Re: Reader feedback: Develop rail system, Volume 11, Number 25, June 27-July 23, 2005

Why countries repeatedly make the same mistakes in dealing with automobile addiction is a question I spend a lot of time trying to answer.

I suspect that the problem lies in whatever is the cause of auto addiction. For some reason, which I cannot understand, addicts feel that autos give them a sense of freedom or power.

Since autos, like cocaine, are wildly expensive, the first people to acquire them in a developing economy are the rich or newly successful, like the lawyers and businessmen. These are also the people who have the most influence on public policy. Rather than having a social conscience, perhaps they feel it is their right to create filthy noise and air pollution that everyone else has to suffer.

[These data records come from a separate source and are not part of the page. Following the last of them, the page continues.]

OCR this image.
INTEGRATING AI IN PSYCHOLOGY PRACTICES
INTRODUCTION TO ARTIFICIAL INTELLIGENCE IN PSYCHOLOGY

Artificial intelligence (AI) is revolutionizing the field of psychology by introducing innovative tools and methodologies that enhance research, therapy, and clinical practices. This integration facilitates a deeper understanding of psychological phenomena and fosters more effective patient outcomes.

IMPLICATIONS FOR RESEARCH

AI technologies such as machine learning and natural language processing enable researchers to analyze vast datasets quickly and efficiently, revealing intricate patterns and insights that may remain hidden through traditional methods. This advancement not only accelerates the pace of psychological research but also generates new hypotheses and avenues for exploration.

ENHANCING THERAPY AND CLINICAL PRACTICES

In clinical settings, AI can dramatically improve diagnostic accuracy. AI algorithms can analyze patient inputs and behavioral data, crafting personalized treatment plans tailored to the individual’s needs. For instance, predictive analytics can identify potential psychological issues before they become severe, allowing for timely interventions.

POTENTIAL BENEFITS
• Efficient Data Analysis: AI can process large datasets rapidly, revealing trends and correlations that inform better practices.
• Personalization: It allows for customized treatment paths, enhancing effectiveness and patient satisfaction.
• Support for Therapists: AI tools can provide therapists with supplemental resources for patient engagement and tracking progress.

As a country continues to develop, the next economic tier of people wants to inflict their noise and stink on the group even lower down, and in turn, the next lower group gets addicted. Money is diverted to highways and auto addicted culture. Rail transportation rapidly degenerates and the nation turns into a country of traffic jams.

This pattern of addiction happens again and again. The United States first became addicted after World War II, over sixty years ago; Slovenia and Sri Lanka became addicted in the last 15 years. Addicts are just beginning to take hold in Slovakia, unfortunately.

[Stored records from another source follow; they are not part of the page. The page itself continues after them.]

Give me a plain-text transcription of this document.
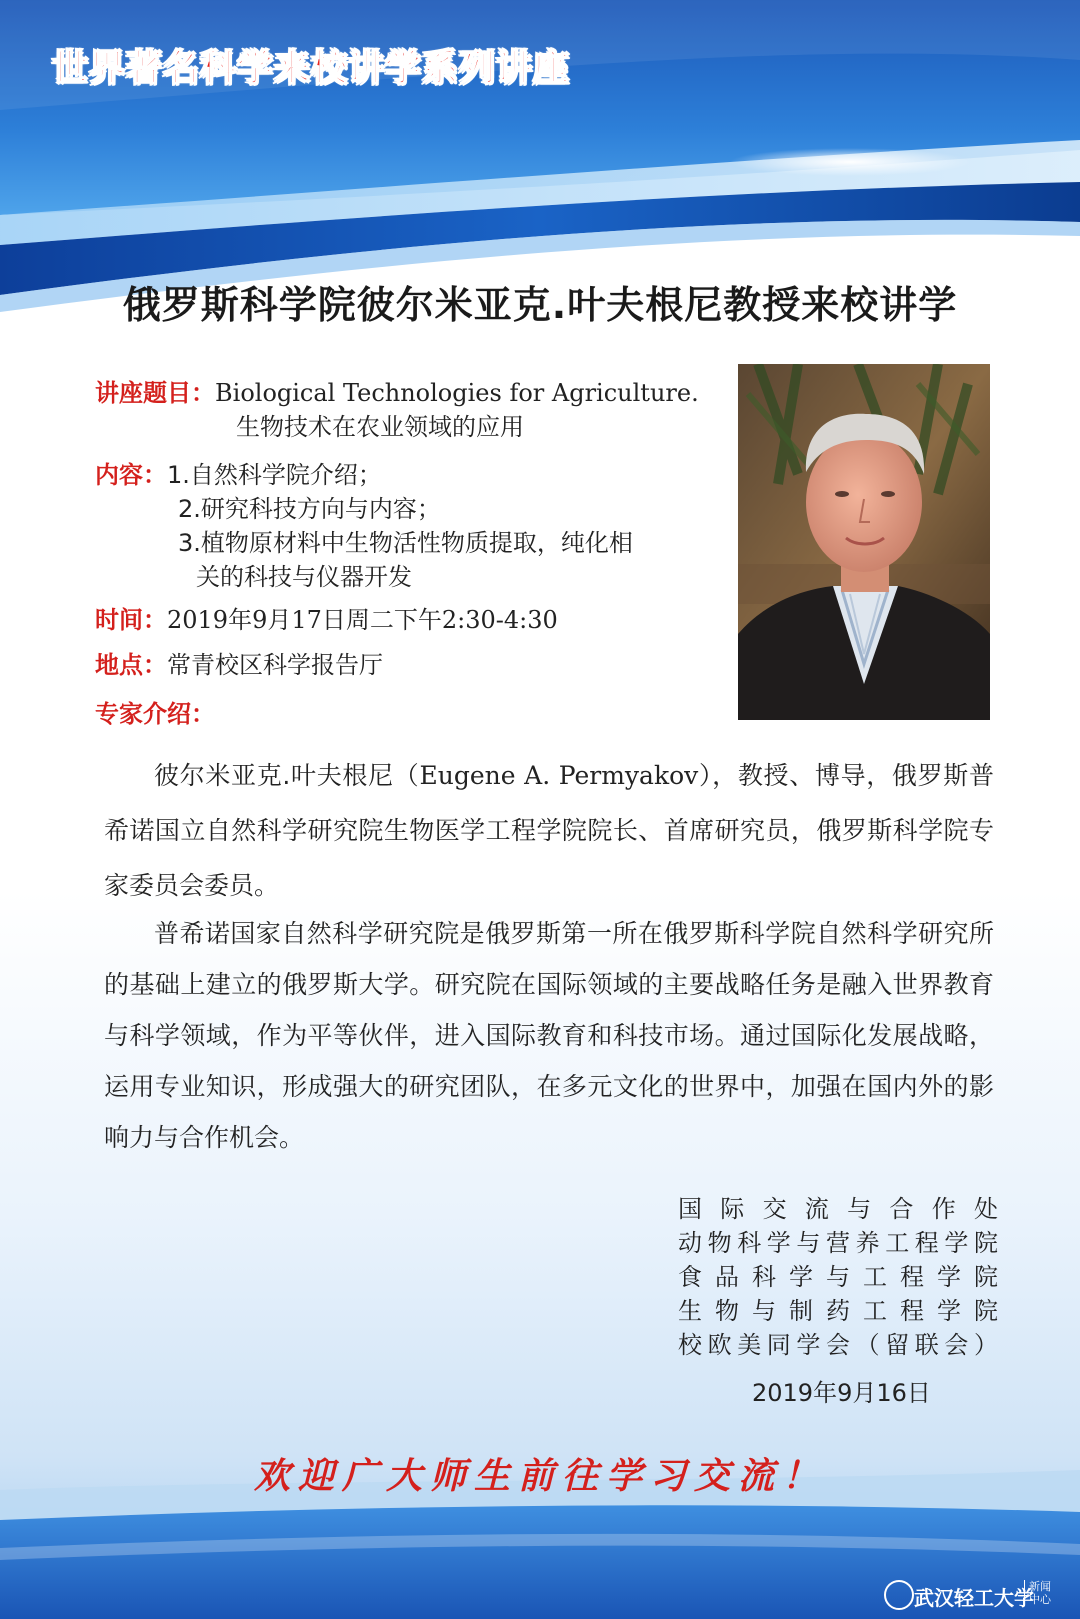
世界著名科学来校讲学系列讲座
俄罗斯科学院彼尔米亚克.叶夫根尼教授来校讲学
讲座题目：Biological Technologies for Agriculture.
生物技术在农业领域的应用
内容：1.自然科学院介绍；
2.研究科技方向与内容；
3.植物原材料中生物活性物质提取，纯化相
关的科技与仪器开发
时间：2019年9月17日周二下午2:30-4:30
地点：常青校区科学报告厅
专家介绍：

彼尔米亚克.叶夫根尼（Eugene A. Permyakov），教授、博导，俄罗斯普希诺国立自然科学研究院生物医学工程学院院长、首席研究员，俄罗斯科学院专家委员会委员。

普希诺国家自然科学研究院是俄罗斯第一所在俄罗斯科学院自然科学研究所的基础上建立的俄罗斯大学。研究院在国际领域的主要战略任务是融入世界教育与科学领域，作为平等伙伴，进入国际教育和科技市场。通过国际化发展战略，运用专业知识，形成强大的研究团队，在多元文化的世界中，加强在国内外的影响力与合作机会。

国际交流与合作处
动物科学与营养工程学院
食品科学与工程学院
生物与制药工程学院
校欧美同学会（留联会）
2019年9月16日

欢迎广大师生前往学习交流！

武汉轻工大学
新闻中心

What can be done? The pattern shows that as auto-addiction spreads, public policy allows railroads to degenerate and cities and villages burn out, leading to a whole host of social problems.

Personally, my disgust for auto-addiction has made me so cynical that I think that nothing short of much higher oil prices can curb it; addicts will simply no longer be able to feed their habit.

More positively, perhaps educational programmes showing the hazards of auto-addiction could be helpful; like highlighting traffic jams, urban blight and smog, as well as the suffering caused by wars created by the thirst for oil.

Like cigarette smoking, auto-use is simply a filthy habit that without education, is almost impossible for addicts to break.